Ampliare la capacità di accogliere la vita.
Il grande problema dell’uomo è il senso del vivere. Trovare un senso all’esperienza della vita, che è così complessa e a volte contraddittoria, è il cammino di ogni uomo. Le spiritualità rappresentano le risposte che le varie tradizioni religiose hanno dato a questa ricerca, ciascuna con le proprie caratteristiche e specificità. Oggi il mondo occidentale in cui viviamo si caratterizza per un eccesso di produzione, di consumi, di offerte di ogni tipo che alimentano scompensi sociali enormi e allo stesso tempo rivelano il proprio vuoto profondo. Tutto ci induce ad avere, ad aggiungere, a rincorrere oggetti o risultati sempre nuovi come se lì vi fosse la risposta alla ricerca di senso del vivere. Ma ci sono molte persone che provano una grande sofferenza di fronte alla vita e alle sue difficoltà. Provano un senso di frantumazione, di fragilità, di incapacità di fronte ai problemi. Spesso sono strutturate nella logica di cercare di rispondere alle aspettative degli altri invece di cercare il nucleo più autentico della propria identità. Tutte le proposte consumiste che tendono ad omologare i comportamenti e le scelte fanno leva su questa fragilità di base. Ci sono anche forme di spiritualità che non giovano a queste situazioni poiché propongono modelli esterni di comportamento, pratiche da osservare, obiettivi da raggiungere, prescrizioni e regole che costruiscono una sovrastruttura che fa da coperchio alla sofferenza impedendole di esprimersi ma lasciandola presente in modo latente.

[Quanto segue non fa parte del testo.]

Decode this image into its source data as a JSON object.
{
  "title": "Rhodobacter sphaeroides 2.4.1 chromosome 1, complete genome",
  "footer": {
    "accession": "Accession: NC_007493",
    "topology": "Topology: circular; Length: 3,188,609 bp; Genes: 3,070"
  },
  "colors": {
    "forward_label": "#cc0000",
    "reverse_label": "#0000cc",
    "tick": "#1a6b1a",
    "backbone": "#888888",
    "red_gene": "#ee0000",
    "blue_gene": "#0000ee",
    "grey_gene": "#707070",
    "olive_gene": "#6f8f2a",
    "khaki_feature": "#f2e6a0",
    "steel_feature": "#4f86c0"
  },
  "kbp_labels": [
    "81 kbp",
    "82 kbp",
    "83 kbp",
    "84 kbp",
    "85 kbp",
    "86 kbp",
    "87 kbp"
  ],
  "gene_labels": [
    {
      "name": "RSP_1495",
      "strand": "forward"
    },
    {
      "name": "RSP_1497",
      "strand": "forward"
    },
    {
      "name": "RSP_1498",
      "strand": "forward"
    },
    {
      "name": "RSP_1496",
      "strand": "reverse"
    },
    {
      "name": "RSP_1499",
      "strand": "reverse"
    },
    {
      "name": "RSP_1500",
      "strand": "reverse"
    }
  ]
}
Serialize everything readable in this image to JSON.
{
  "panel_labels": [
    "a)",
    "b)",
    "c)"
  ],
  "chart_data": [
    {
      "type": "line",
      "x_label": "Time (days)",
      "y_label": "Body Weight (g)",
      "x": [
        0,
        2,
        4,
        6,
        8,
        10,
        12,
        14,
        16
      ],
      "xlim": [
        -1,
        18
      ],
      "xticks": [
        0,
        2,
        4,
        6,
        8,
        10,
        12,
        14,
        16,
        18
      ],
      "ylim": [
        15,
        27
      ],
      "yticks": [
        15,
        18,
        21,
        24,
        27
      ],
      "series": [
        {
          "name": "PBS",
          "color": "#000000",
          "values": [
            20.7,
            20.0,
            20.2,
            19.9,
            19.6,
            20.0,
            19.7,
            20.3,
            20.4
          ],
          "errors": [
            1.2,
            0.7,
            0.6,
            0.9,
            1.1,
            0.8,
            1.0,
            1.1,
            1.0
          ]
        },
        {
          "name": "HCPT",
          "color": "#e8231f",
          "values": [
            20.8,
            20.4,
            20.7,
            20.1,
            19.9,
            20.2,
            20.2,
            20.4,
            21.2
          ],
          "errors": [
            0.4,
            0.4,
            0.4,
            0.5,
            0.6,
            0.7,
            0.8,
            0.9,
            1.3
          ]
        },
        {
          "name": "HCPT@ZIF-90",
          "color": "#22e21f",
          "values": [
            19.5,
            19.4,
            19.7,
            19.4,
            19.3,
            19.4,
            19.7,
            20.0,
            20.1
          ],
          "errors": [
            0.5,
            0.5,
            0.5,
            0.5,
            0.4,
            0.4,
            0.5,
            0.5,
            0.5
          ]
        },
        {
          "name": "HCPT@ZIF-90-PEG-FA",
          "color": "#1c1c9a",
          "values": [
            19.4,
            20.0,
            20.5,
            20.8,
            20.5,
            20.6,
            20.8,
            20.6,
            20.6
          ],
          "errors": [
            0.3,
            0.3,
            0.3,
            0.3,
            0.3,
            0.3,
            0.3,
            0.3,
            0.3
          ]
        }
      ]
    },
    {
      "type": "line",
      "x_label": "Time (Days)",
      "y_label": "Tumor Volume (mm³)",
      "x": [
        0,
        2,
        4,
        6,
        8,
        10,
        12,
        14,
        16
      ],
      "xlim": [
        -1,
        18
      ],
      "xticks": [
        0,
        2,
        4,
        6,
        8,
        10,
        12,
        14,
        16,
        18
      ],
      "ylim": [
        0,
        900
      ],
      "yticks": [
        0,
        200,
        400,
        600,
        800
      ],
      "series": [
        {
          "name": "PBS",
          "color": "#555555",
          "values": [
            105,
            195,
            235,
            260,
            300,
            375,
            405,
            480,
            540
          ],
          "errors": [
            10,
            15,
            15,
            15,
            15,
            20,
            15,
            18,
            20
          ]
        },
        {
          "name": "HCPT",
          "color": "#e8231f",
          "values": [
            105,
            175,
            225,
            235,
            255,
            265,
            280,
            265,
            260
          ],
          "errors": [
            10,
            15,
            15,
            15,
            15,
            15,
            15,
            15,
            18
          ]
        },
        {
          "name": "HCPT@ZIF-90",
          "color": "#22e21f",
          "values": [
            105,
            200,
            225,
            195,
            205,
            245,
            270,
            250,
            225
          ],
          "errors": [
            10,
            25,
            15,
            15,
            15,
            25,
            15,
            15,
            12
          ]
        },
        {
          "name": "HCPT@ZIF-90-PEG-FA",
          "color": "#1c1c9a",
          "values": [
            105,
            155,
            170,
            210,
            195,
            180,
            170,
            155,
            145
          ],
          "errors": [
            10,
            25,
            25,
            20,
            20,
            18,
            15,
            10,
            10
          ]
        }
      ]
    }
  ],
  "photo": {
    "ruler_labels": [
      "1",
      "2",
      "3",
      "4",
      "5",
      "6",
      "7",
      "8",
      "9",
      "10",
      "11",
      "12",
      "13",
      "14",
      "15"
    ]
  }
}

Con quali strumenti allora è possibile riscoprire il gusto e il senso del vivere? Ci sono diversi livelli di cammino. In primo luogo è necessario fare i conti con la propria educazione e con le ansie assorbite durante la propria crescita, alcune delle quali sono entrate strutturalmente dentro di sé. Occorre avere la consapevolezza della nostra struttura psichica, delle angosce ricorrenti che ci abitano, dei meccanismi ripetitivi che si attivano nella nostra vita. È importante conoscere la mappa dei “pesi” che la vita ci ha consegnato quando ci è stata donata, in modo da attivare gli “antidoti” che ci consentono di liberarci da questi conflitti e difficoltà. Abbiamo detto più volte che gli aiuti offerti dalle scienze moderne possono essere essenziali quando le sofferenze hanno bisogno dell’accompagnamento di un esperto per venire alla “parola” cioè per emergere dal profondo. Il secondo aspetto riguarda la scelta di una spiritualità che sia liberante. Bisogna orientarsi verso quelle esperienze che fanno ritornare all’interiorità, al profondo di se stessi, e che insegnano l’ascolto dei meravigliosi processi di vita che sono presenti in ogni cuore. Non si tratta tanto di indurre a “fare la meditazione” o compiere altre pratiche, quanto di liberarci da tutto ciò che impedisce di prendere contatto con questo strumento che ogni animo si porta dentro. Parliamo di spiritualità del “levare”: levare ciò che di superfluo occupa tempo, pensieri, risorse per restituirle alla parte più essenziale e profonda della nostra vita. Ciò di cui non siamo abbastanza consapevoli è che tutta la ricchezza della vita ci è stata donata ed è a nostra disposizione. Non dobbiamo cercarla fuori di noi o presso gli altri, dobbiamo invece ampliare la capacità di accoglierla e viverla. Per fare questo c’è bisogno di un lavoro, di una metodologia che è appunto quella del “levare”.